“1000万円超え当然”のポルシェにおけるマカンの重要性

 もちろん「911」「718ボクスター」「718ケイマン」といったポルシェのスポーツカーは、今もブランドを支える柱ではある。また、ポルシェジャパンの七五三木敏幸社長は、2017年の販売台数は前年超えをしているものの大型SUV「カイエン」の販売台数が減少した理由については、フルモデルチェンジの発表による買い控えにあり、今年導入される新型カイエンにはとても期待しているという。

 日本自動車輸入組合(JAIA)が発表する輸入車新車登録台数によれば、日本におけるポルシェの販売台数が年間5000台超えを記録したのは、マカン登場の2014年以降(2013年は4869台)。マカンの販売が本格化した2015年は6690台、2016年は6887台、2017年は6923台と年々拡大してきたのだが、7000台には及んでいない。今年は2017年に登場した新型パナメーラと新型カイエンによる伸びが期待されるものの、どちらも1000万円超えのクルマだけに、必ずしも大幅な台数増に結びつくとは限らない。
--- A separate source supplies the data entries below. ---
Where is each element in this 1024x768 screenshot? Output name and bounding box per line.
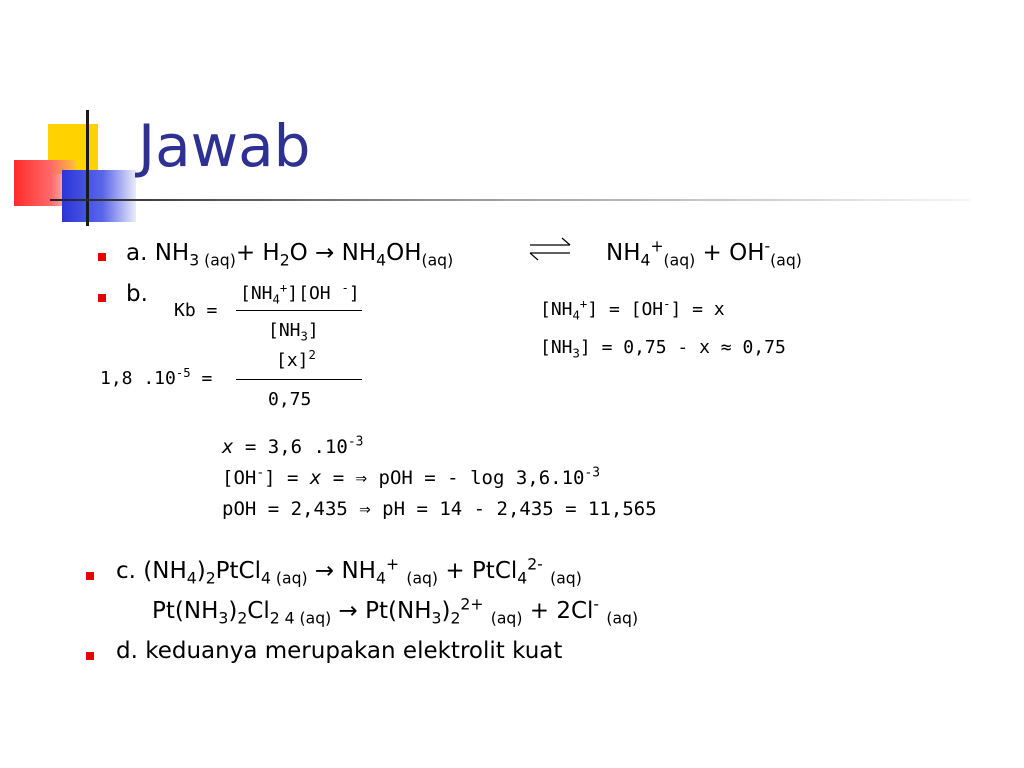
line-c-2: $Pt(NH_3)_2Cl_{2 4 (aq)} \to Pt(NH_3)_2^{2+}$ $_{(aq)}$ + 2Cl- $_{(aq)}$ — [152, 594, 639, 628]
line-a-products: $NH_4^+_{(aq)} + OH^-_{(aq)}$ — [606, 236, 802, 270]
x-denominator: 0,75 — [268, 389, 312, 410]
line-c-1: c. $(NH_4)_2PtCl_{4 (aq)} \to NH_4^+$ $_{(aq)}$ + PtCl$_4^{2-}$ $_{(aq)}$ — [116, 554, 582, 588]
decor-title-underline — [50, 199, 970, 201]
decor-blue-square — [62, 170, 136, 222]
nh4-equals-oh: $[NH_4^+] = [OH^-] = x$ — [540, 297, 725, 323]
equilibrium-arrow-icon — [526, 233, 574, 265]
line-a-reactants: a. $NH_{3 (aq)}+ H_2O \to NH_4OH_{(aq)}$ — [126, 240, 454, 270]
slide-title: Jawab — [138, 112, 311, 180]
line-b-label: b. — [126, 281, 148, 307]
kb-denominator: $[NH_3]$ — [268, 320, 319, 344]
decor-vertical-line — [86, 110, 89, 226]
bullet-a-icon — [98, 253, 106, 261]
kb-value-label: 1,8 $.10^{-5}$ = — [100, 366, 213, 389]
bullet-c-icon — [86, 572, 94, 580]
bullet-d-icon — [86, 652, 94, 660]
oh-result-line: [OH-] = x = ⇒ pOH = - $\log 3,6.10^{-3}$ — [222, 465, 601, 489]
x-result-line: x = 3,6 $.10^{-3}$ — [222, 434, 364, 458]
x-squared-numerator: $[x]^2$ — [276, 348, 316, 371]
bullet-b-icon — [98, 294, 106, 302]
kb-fraction-bar — [236, 310, 362, 311]
line-d: d. keduanya merupakan elektrolit kuat — [116, 638, 563, 664]
kb-numerator: $[NH_4^+][OH$ -] — [240, 281, 360, 307]
nh3-approx: $[NH_3] = 0,75 - x \approx 0,75$ — [540, 337, 786, 361]
ph-result-line: pOH = 2,435 ⇒ pH = 14 - 2,435 = 11,565 — [222, 498, 657, 520]
kb-label: Kb = — [174, 300, 218, 321]
x-fraction-bar — [236, 379, 362, 380]
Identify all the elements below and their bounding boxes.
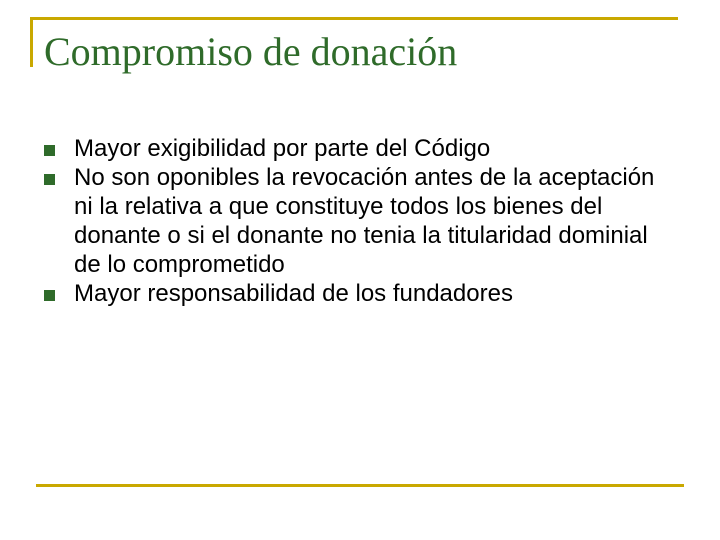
left-frame-line [30, 17, 33, 67]
bullet-item [44, 279, 664, 308]
square-bullet-icon [44, 290, 55, 301]
bullet-item [44, 134, 664, 163]
bullet-text: No son oponibles la revocación antes de la aceptación ni la relativa a que constituye todos los bienes del donante o si el donante no tenia la titularidad dominial de lo comprometido [74, 164, 655, 278]
square-bullet-icon [44, 174, 55, 185]
top-frame-line [30, 17, 678, 20]
bottom-frame-line [36, 484, 684, 487]
bullet-list [44, 134, 664, 308]
bullet-item [44, 163, 664, 279]
bullet-text: Mayor exigibilidad por parte del Código [74, 135, 491, 162]
slide-title: Compromiso de donación [44, 29, 458, 74]
square-bullet-icon [44, 145, 55, 156]
bullet-text: Mayor responsabilidad de los fundadores [74, 280, 513, 307]
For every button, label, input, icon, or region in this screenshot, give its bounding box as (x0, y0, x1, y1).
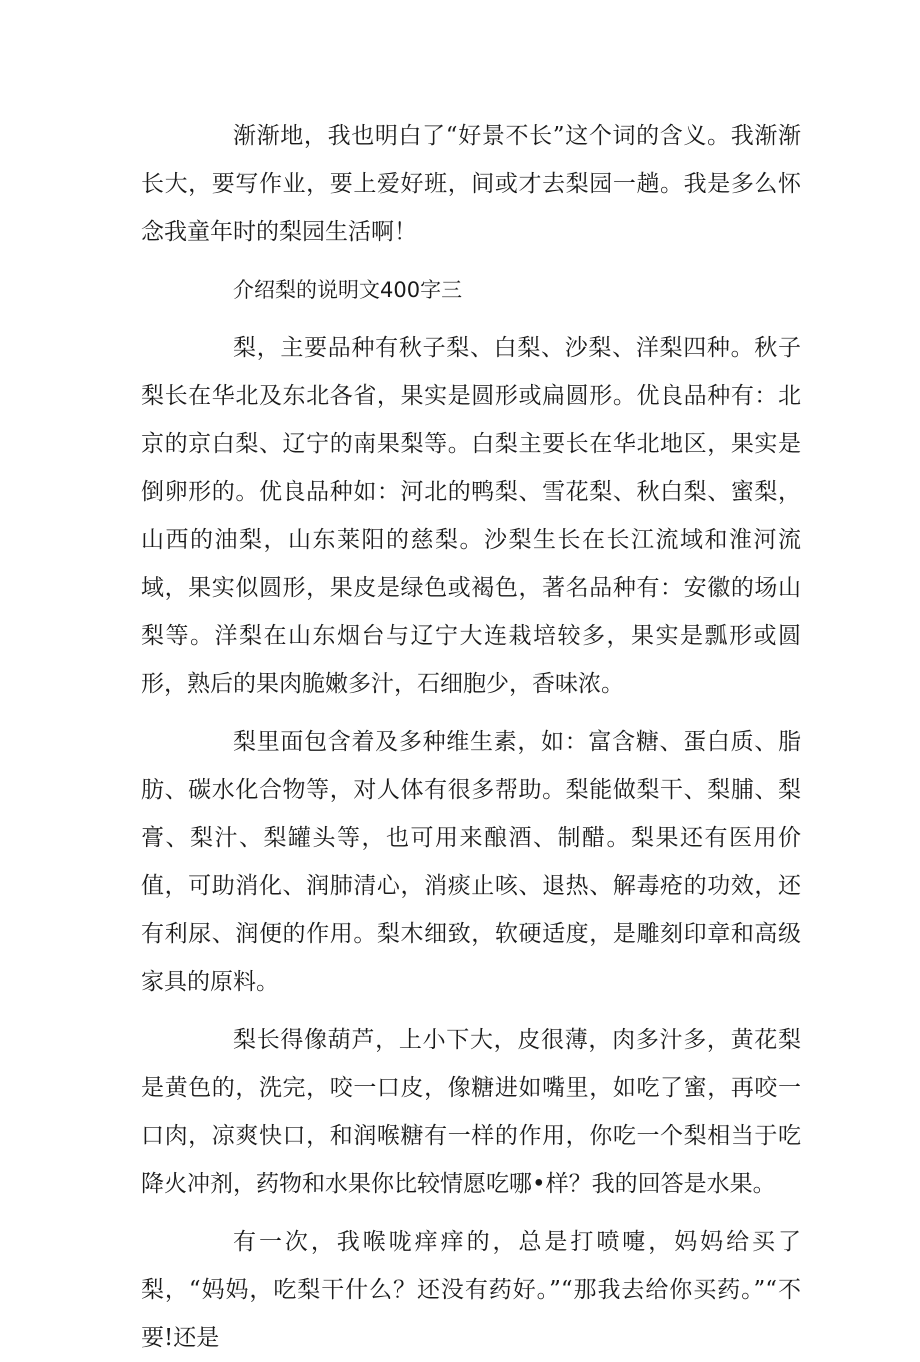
paragraph-memory: 渐渐地，我也明白了“好景不长”这个词的含义。我渐渐长大，要写作业，要上爱好班，间或才去梨园一趟。我是多么怀念我童年时的梨园生活啊！ (141, 123, 801, 245)
paragraph-varieties: 梨，主要品种有秋子梨、白梨、沙梨、洋梨四种。秋子梨长在华北及东北各省，果实是圆形或扁圆形。优良品种有：北京的京白梨、辽宁的南果梨等。白梨主要长在华北地区，果实是倒卵形的。优良品种如：河北的鸭梨、雪花梨、秋白梨、蜜梨，山西的油梨，山东莱阳的慈梨。沙梨生长在长江流域和淮河流域，果实似圆形，果皮是绿色或褐色，著名品种有：安徽的场山梨等。洋梨在山东烟台与辽宁大连栽培较多，果实是瓢形或圆形，熟后的果肉脆嫩多汁，石细胞少，香味浓。 (141, 335, 801, 697)
document-body (141, 112, 801, 1362)
paragraph-nutrition: 梨里面包含着及多种维生素，如：富含糖、蛋白质、脂肪、碳水化合物等，对人体有很多帮助。梨能做梨干、梨脯、梨膏、梨汁、梨罐头等，也可用来酿酒、制醋。梨果还有医用价值，可助消化、润肺清心，消痰止咳、退热、解毒疮的功效，还有利尿、润便的作用。梨木细致，软硬适度，是雕刻印章和高级家具的原料。 (141, 729, 801, 995)
paragraph-anecdote: 有一次，我喉咙痒痒的，总是打喷嚏，妈妈给买了梨，“妈妈，吃梨干什么？还没有药好。”“那我去给你买药。”“不要!还是 (141, 1229, 801, 1351)
paragraph-appearance: 梨长得像葫芦，上小下大，皮很薄，肉多汁多，黄花梨是黄色的，洗完，咬一口皮，像糖进如嘴里，如吃了蜜，再咬一口肉，凉爽快口，和润喉糖有一样的作用，你吃一个梨相当于吃降火冲剂，药物和水果你比较情愿吃哪•样？我的回答是水果。 (141, 1027, 801, 1197)
section-heading: 介绍梨的说明文400字三 (233, 278, 463, 302)
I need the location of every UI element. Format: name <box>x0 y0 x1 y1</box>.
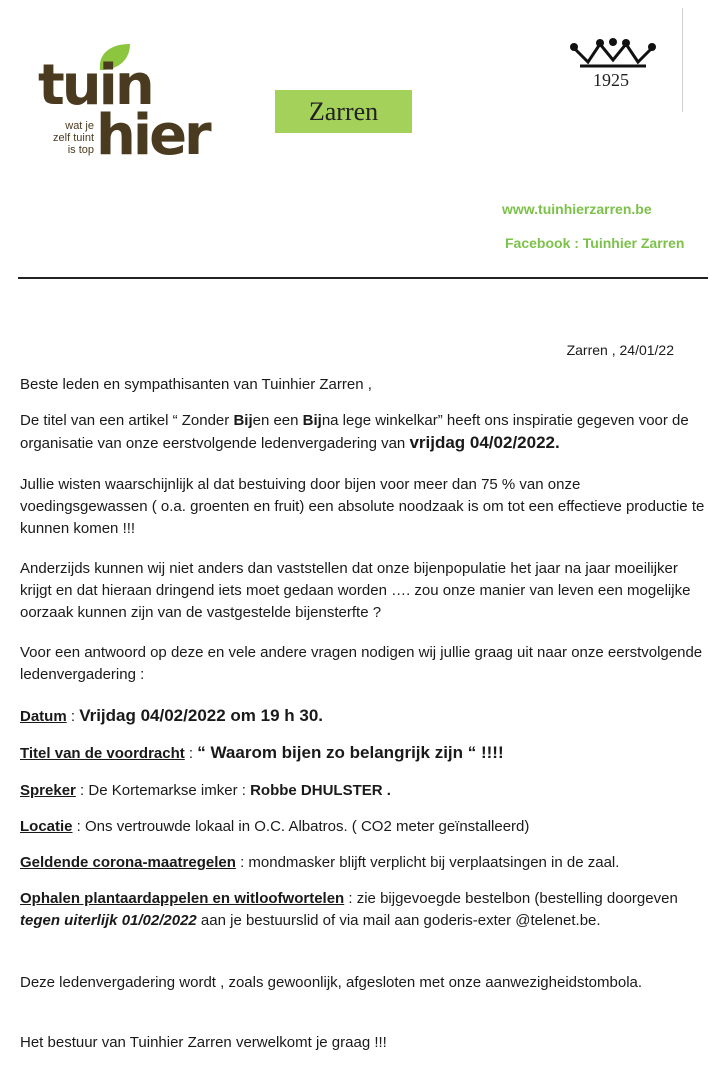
titel-value: “ Waarom bijen zo belangrijk zijn “ !!!! <box>197 743 504 762</box>
paragraph-pollination: Jullie wisten waarschijnlijk al dat bestuiving door bijen voor meer dan 75 % van onze voedingsgewassen ( o.a. groenten en fruit) een absolute noodzaak is om tot een effectieve productie te kunnen komen !!! <box>20 476 705 537</box>
titel-label: Titel van de voordracht <box>20 745 185 762</box>
zarren-badge: Zarren <box>275 90 412 133</box>
logo-slogan: wat je zelf tuint is top <box>53 120 94 156</box>
greeting: Beste leden en sympathisanten van Tuinhier Zarren , <box>20 376 372 393</box>
datum-value: Vrijdag 04/02/2022 om 19 h 30. <box>79 706 323 725</box>
paragraph-invitation: Voor een antwoord op deze en vele andere vragen nodigen wij jullie graag uit naar onze eerstvolgende ledenvergadering : <box>20 644 703 683</box>
crest-year: 1925 <box>593 70 629 90</box>
datum-label: Datum <box>20 708 67 725</box>
logo-word-tuin: tuin <box>38 53 152 118</box>
facebook-link[interactable]: Facebook : Tuinhier Zarren <box>505 235 685 251</box>
spreker-label: Spreker <box>20 782 76 799</box>
paragraph-intro: De titel van een artikel “ Zonder Bijen een Bijna lege winkelkar” heeft ons inspiratie gegeven voor de organisatie van onze eerstvolgende ledenvergadering van vrijdag 04/02/2022. <box>20 412 689 452</box>
datum-line: Datum : Vrijdag 04/02/2022 om 19 h 30. <box>20 706 323 725</box>
crown-icon <box>568 38 658 72</box>
website-link[interactable]: www.tuinhierzarren.be <box>502 201 652 217</box>
ophalen-deadline: tegen uiterlijk 01/02/2022 <box>20 912 197 929</box>
header-rule <box>18 277 708 279</box>
meeting-date: vrijdag 04/02/2022. <box>409 433 560 452</box>
titel-line: Titel van de voordracht : “ Waarom bijen zo belangrijk zijn “ !!!! <box>20 743 504 762</box>
spreker-name: Robbe DHULSTER . <box>250 782 391 799</box>
locatie-label: Locatie <box>20 818 73 835</box>
paragraph-tombola: Deze ledenvergadering wordt , zoals gewoonlijk, afgesloten met onze aanwezigheidstombola. <box>20 974 643 991</box>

 つまり、7000台超えを果たす鍵を握るのは、サラリーマンでも手の届くマカンにあるわけだ。認知度は高いポルシェだが、1000万円以上の高額車というイメージが強く、初めから購入の候補に挙がらない可能性もある。600万円台からで、しかも扱いやすいサイズのSUV、マカンは販売台数を稼ぐにためは欠かせない要素と言えるだろう。